Keep IC And VCE Constant

Often, when making dc and rf measurements, it's necessary to bias a transistor at a precise collector current (I_C) and collector-emitter voltage (V_CE). In reliability tests, I_C and V_CE should be maintained constant even though the device's beta may be degrading with time.

Conventional bias can't maintain constant I_C and V_CE if there's a wide variation in beta (such as 5 to 500). Moreover, if the emitter must remain grounded for RF measurements, problems arise in maintaining a constant bias.

This circuit (Fig. 1) maintains constant I_C and V_CE. The device under test (DUT) is connected to op amp A1. The bias supply (V_B) is connected to the inverting input (pin 2) of A1. Because transistor Q1 is in the feedback loop with A1, the noninverting input (pin 3) is also at the same potential V_B. The noninverting input is connected to the DUT's collector, and V_B precisely sets V_CE. In addition, because the noninverting input doesn't draw any current, the I_C should come from the collector supply (V_C). By choosing V_C and R_C , the I_C be precisely set, independently of beta. However, if V_B is varied, I_C will change.
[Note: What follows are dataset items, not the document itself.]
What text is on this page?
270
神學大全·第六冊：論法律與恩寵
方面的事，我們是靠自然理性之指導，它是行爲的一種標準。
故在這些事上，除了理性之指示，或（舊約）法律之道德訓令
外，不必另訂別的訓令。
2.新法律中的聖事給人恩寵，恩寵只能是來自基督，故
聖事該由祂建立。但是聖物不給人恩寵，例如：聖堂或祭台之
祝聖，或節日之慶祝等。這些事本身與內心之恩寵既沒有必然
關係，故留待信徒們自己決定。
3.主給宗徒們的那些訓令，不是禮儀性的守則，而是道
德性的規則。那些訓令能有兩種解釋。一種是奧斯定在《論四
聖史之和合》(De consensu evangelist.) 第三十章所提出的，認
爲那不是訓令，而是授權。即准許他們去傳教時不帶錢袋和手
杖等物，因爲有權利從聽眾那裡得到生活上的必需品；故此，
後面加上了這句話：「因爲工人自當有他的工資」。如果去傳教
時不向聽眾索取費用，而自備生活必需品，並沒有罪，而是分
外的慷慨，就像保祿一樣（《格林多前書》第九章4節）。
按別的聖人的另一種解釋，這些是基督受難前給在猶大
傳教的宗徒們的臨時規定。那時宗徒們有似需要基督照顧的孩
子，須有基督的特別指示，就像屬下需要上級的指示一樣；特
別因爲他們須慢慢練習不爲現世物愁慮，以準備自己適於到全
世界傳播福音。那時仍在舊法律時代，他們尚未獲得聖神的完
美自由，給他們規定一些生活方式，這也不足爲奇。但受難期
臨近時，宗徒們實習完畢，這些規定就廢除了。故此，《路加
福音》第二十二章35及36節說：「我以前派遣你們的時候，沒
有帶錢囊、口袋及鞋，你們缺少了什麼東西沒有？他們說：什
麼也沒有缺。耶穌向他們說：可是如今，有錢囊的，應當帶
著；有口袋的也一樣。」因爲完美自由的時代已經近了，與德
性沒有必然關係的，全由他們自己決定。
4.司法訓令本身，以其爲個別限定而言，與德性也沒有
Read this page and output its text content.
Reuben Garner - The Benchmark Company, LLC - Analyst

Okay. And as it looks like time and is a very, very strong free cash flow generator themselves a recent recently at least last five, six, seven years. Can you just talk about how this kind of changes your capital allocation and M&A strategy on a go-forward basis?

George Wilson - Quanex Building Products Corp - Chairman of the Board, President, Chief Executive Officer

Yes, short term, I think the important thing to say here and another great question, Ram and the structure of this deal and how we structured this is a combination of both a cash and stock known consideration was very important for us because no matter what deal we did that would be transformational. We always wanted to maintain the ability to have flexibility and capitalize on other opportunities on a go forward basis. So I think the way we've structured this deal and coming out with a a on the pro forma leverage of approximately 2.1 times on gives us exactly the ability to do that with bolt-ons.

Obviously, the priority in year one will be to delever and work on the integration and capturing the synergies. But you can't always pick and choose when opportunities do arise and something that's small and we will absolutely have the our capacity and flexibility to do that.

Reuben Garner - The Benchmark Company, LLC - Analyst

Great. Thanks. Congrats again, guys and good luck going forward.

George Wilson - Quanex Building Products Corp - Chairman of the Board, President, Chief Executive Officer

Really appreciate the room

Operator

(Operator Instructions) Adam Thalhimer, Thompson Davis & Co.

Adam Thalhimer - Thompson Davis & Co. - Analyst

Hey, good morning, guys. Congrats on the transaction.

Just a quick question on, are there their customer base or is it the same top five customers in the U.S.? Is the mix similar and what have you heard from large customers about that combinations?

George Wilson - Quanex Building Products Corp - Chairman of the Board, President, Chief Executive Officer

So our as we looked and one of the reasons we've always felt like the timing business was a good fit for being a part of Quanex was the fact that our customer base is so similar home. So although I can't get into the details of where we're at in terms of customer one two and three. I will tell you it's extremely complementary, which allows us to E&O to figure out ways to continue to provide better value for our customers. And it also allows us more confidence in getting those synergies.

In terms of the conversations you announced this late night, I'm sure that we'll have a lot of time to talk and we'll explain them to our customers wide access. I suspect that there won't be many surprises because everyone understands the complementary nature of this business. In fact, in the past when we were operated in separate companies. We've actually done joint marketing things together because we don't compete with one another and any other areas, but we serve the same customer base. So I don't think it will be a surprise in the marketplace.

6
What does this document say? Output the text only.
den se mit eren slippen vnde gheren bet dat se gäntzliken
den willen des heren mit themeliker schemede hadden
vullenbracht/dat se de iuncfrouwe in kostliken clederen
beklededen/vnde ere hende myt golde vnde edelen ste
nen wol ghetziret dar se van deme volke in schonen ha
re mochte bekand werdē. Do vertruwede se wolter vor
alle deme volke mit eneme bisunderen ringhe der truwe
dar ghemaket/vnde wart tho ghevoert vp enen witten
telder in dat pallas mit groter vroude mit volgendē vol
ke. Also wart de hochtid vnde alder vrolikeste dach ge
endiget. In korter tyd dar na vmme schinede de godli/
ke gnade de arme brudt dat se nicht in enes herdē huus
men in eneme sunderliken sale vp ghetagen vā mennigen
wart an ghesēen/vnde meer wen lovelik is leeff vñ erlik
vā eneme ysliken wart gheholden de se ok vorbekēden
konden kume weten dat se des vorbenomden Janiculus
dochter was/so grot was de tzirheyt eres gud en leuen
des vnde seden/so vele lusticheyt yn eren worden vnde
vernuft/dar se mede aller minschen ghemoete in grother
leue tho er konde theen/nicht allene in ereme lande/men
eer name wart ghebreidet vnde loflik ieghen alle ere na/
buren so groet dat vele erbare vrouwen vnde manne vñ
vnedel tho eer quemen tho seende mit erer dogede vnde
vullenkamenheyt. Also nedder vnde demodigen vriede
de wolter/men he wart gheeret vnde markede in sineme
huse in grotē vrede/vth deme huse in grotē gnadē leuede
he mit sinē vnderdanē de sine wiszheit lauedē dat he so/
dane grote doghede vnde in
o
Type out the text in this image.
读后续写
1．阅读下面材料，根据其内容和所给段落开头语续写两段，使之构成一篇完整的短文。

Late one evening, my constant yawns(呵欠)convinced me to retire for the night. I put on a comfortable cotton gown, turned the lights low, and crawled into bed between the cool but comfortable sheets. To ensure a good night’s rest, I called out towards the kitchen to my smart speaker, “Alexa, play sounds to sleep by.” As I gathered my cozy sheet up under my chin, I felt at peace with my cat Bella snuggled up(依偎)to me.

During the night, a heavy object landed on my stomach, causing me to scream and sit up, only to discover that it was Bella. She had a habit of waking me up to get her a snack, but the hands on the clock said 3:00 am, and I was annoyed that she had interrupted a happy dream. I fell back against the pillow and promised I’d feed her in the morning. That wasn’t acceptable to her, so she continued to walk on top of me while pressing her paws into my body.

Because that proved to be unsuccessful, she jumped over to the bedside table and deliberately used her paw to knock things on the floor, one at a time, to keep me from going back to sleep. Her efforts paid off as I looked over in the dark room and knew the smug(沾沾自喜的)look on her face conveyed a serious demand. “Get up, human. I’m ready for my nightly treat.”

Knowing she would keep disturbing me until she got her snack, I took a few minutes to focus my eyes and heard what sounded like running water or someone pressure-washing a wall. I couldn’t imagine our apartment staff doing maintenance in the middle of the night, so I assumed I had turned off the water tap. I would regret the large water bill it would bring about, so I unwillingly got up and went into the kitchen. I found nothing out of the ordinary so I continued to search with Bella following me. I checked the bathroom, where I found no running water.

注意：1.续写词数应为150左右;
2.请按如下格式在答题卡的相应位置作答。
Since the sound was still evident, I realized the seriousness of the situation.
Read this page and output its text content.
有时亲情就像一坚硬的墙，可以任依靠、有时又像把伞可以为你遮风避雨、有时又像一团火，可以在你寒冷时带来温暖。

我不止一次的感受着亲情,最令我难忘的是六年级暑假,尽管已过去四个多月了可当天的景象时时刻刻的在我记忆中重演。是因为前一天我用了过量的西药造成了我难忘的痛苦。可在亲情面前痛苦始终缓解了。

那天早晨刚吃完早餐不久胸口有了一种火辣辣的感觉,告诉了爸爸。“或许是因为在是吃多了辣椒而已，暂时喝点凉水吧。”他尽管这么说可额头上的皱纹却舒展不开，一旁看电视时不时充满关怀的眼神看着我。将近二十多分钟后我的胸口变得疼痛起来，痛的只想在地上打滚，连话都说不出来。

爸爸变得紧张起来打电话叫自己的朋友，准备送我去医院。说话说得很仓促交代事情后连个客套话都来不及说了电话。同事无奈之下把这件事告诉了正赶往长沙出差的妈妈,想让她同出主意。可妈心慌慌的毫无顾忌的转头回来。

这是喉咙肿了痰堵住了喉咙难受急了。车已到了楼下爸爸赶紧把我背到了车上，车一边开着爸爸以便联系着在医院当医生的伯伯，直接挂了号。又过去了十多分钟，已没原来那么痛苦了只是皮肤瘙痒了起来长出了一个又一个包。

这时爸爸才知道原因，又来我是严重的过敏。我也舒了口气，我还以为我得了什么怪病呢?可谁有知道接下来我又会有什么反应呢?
To make I_C independent of V_B, a noninverting summing amplifier (A2) is added (Fig. 2). With the component values chosen, the output of A2 will always be at a potential of V_C + V_B. Comparing Figure 2 with Figure 1, it can be seen that I_C is now independent of V_B. Since I_C is now supplied by A2, V_C need not provide large currents. With V_C = 1 V and V_B = 5 V, Q1 will be biased at I_C = 1 mA and V_CE = 5 V. To prevent Q1 from oscillating, capacitors should be added at the collector and base terminals of the DUT.